Extracting Hedge Fund Value
Alternative assets are occupying an increasingly important niche within the asset management community, and companies are systematizing the way they go about selecting managers.
EFG Asset Management’s asset allocation menu consists of three broad asset classes: equities, fixed income and alternative investments.
“We seek to exploit return sources at both the top down asset allocation and bottom up security and manager selection levels with the goal of becoming a globally recognized asset management unit that can add significant value to both high-net worth and institutional clients through offerings of differentiated products,” said Matias Ringel, head of hedge fund research at EFGAM.
EFG Asset Management is an integral part of EFG International’s global private banking activities, working closely with Client Relationship Officers and their clients. It is also a distinct, specialist asset manager, providing a range of actively-managed investment solutions to professional advisors and institutional investors worldwide.
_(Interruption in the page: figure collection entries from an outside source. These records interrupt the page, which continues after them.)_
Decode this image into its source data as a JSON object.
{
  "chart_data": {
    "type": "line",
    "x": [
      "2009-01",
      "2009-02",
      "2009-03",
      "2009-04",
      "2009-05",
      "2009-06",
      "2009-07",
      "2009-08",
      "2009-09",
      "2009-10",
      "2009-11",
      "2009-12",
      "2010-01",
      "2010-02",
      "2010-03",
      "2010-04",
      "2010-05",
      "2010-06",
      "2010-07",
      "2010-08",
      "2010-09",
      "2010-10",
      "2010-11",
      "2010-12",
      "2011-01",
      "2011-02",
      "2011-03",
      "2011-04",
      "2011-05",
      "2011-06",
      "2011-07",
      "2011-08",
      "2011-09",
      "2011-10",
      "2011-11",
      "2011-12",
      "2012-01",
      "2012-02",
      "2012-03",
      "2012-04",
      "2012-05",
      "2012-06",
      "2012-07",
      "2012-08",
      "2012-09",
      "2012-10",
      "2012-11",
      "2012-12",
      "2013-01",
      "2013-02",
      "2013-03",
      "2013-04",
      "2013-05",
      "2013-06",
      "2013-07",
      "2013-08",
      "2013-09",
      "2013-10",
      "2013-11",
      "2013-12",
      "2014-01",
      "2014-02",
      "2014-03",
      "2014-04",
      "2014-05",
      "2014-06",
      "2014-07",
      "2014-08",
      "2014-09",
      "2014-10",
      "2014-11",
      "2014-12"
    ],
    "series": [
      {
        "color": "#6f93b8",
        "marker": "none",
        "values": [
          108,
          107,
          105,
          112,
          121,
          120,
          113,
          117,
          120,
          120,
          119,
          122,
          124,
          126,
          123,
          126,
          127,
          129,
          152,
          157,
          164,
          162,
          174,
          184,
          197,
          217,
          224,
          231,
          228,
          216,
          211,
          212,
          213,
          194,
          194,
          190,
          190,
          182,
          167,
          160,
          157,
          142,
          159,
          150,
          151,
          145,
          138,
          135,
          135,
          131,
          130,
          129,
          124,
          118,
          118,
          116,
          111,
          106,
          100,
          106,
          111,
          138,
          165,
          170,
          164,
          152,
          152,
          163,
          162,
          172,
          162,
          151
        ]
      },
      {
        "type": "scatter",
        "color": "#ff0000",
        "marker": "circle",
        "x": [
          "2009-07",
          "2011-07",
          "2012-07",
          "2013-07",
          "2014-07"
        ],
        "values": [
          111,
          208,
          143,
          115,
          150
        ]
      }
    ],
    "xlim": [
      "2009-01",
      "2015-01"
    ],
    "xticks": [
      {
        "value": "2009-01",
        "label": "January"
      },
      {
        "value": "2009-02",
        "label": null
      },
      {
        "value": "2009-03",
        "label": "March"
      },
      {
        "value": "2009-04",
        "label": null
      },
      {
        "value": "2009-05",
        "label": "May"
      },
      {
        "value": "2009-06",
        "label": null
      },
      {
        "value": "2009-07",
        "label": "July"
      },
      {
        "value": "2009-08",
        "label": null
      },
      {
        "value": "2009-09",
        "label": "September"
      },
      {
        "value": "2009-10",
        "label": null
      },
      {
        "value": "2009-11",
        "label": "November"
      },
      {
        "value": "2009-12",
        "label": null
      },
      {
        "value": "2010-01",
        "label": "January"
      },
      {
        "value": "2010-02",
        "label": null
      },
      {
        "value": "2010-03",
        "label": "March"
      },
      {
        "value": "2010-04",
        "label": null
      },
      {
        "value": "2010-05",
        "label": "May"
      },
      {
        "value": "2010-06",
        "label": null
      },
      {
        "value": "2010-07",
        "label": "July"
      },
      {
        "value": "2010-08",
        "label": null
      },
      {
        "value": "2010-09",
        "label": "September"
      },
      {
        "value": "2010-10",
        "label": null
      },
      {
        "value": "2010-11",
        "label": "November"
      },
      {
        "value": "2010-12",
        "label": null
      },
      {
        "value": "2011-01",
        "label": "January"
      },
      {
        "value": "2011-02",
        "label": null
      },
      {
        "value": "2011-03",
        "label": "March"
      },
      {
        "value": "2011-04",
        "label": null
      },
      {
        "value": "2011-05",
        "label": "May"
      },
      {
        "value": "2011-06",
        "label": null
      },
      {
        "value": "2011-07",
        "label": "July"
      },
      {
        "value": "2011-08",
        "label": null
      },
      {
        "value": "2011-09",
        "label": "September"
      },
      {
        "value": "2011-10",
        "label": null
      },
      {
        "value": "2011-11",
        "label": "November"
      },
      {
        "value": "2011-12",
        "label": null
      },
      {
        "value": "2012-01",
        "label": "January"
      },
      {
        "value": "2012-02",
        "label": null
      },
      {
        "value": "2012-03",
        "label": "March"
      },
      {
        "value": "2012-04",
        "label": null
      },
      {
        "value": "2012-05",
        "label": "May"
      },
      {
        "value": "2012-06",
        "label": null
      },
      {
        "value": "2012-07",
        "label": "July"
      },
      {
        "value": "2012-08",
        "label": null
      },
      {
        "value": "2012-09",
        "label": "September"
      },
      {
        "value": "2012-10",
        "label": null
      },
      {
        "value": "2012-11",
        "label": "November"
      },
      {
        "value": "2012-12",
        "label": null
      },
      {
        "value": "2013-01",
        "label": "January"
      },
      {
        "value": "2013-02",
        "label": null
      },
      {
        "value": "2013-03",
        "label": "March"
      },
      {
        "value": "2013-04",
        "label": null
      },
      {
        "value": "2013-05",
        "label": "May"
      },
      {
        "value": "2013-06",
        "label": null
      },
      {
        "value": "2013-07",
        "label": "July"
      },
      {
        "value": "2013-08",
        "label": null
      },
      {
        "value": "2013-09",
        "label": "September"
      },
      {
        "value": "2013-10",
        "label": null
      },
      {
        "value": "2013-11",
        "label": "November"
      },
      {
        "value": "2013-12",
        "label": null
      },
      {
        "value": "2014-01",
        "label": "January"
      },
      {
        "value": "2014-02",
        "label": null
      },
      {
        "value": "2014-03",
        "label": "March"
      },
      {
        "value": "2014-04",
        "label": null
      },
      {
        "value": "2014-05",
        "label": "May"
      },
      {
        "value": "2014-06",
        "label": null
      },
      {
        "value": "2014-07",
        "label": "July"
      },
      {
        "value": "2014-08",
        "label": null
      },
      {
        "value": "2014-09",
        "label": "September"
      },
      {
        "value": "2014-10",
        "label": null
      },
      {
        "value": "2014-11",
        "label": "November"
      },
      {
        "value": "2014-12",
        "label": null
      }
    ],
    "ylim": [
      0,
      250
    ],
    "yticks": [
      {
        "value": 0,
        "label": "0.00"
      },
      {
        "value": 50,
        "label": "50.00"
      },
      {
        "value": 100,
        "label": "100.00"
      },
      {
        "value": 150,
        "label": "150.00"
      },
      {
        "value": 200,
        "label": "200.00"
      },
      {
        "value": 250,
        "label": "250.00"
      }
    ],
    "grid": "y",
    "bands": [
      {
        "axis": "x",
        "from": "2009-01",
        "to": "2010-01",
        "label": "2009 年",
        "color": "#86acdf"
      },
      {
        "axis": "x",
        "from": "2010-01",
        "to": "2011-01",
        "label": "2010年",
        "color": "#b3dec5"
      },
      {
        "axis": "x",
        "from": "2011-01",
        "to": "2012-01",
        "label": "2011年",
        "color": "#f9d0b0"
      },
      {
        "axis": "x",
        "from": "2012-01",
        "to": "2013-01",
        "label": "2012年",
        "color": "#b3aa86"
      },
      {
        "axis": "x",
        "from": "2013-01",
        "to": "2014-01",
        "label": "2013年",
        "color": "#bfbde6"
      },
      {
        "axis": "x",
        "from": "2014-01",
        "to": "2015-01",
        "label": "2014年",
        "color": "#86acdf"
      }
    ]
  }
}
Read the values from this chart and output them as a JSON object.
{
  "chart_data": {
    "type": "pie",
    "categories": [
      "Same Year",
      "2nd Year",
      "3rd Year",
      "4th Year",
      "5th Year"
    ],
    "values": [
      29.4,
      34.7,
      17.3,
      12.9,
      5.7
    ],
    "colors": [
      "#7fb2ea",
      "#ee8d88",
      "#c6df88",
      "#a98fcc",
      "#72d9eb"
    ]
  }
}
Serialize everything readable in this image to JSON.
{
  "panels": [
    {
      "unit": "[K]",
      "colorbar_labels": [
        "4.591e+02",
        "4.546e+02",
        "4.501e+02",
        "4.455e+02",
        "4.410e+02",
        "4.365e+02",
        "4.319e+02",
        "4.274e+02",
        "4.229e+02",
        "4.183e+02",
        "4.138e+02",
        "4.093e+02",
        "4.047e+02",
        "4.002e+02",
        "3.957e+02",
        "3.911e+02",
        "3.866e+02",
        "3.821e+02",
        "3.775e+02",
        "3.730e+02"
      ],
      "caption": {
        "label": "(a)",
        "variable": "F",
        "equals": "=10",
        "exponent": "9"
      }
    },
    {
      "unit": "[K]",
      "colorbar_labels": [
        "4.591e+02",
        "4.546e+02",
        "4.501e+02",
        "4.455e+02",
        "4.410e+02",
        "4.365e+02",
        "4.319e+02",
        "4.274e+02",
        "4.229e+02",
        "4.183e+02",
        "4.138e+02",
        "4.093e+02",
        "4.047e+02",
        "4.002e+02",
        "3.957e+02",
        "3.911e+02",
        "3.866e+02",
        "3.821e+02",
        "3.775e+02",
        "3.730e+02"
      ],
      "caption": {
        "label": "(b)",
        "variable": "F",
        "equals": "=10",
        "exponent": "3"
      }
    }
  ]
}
Ringel’s team covers “on a relatively active basis over 300 funds and have a large number of other funds on our radar screen, which we analyze and monitor via our proprietary database,” he said. “EFGAM has a detailed investment process involving a ‘top down macro’ view that gets updated each quarter and is reflected in various hedge fund strategies.”
Hedge fund and fund of fund advisers play a critical role in meeting the demand for alternative assets, such as providing expertise with respect to the implementation of various strategies.
“Though the experiences of 2008 are becoming a distant memory for some, they provided a recent catalyst for many investors to seek meaningful sources of diversification for their investment portfolios” noted Lee Partridge, chief investment officer Salient Partners a Houston-based investment management firm with $18.5 billion in assets under management.
“The diversification benefits ascribed to bonds are thought by many to be particularly challenged by the current low interest rate environment in which we find ourselves, in addition to uncertainty regarding the Federal Reserve’s contemplation of tapering its open market purchases of bonds and mortgages,” added Partridge.
In contrast with Ringel’s feelings about trend following, Salient Partners has long been an advocate of supplementing its use of hedge fund strategies with an array of active tools such as trend following and alternative betas. Alternative betas, which include size, value, carry and momentum may provide positive returns and diversification over the long term because they are liquid, scalable and differ from traditional market exposures.
“Alternative investments can provide a source of meaningful diversification for investors with low correlation to more traditional investments whose returns are principally explained by movements in public equity or bond prices,” Partridge continued. “Nonetheless, investors must be aware that the term ‘alternative assets’ can cover a wide variety of investment options with considerable variability with respect to one another.”
As Salient’s CIO, Partridge spearheaded development of the firm’s asset allocation funds, credit-related strategies and quantitatively managed funds and he constantly strives to keep expenses from eating into client returns. In order to combat the high fee structure that serves as a barrier to hedge fund adoption, Partridge has implemented a number of more direct investing strategies.
He explained that hedge fund and fund of fund advisers play a critical role in meeting the demand for alternative assets, such as providing expertise with respect to the implementation of various strategies. “Fund-of-funds generally conduct extensive research on alternative investment providers, including operational due diligence that verifies the integrity of third party administrators, audit firms, legal counsel and tax counsel as well as internal risk management functions, processes, decision making hierarchies, investment processes and experience of key personnel,” he said.
Alternative investments can provide a source of meaningful diversification for investors with low correlation to more traditional investments whose returns are principally explained by movements in public equity or bond prices.
Nonetheless, investors must be aware that the term “alternative assets” can cover a wide variety of investment options with considerable variability with respect to one another.
EFGAM currently has 57 hedge fund managers in its eligible offering, ranging across arbitrage, equity-focused, and traditional hedge fund investment strategies (e.g., global macro).
“We have weekly meetings to focus on idea generation and to review the funds on our list to make sure any ratings changes are communicated and understood by the team,” said Ringel. “On a monthly basis, we have our manager selection meetings, which ink our views on asset allocations and market observations.”
For the third quarter of 2013, EFGAM has a positive strategy outlook on equity long short, equity market neutral, and event driven, and is cautious on fixed income arbitrage, systematic trading, and credit.
“We are generally cautious about most trend following strategies, given sharp market reversals and a lack of actionable trends,” Ringel said. “We tend to prefer more nimble discretionary macro managers with an expertise in currencies and interest rate cycles who can react quickly if themes prove short-lived.”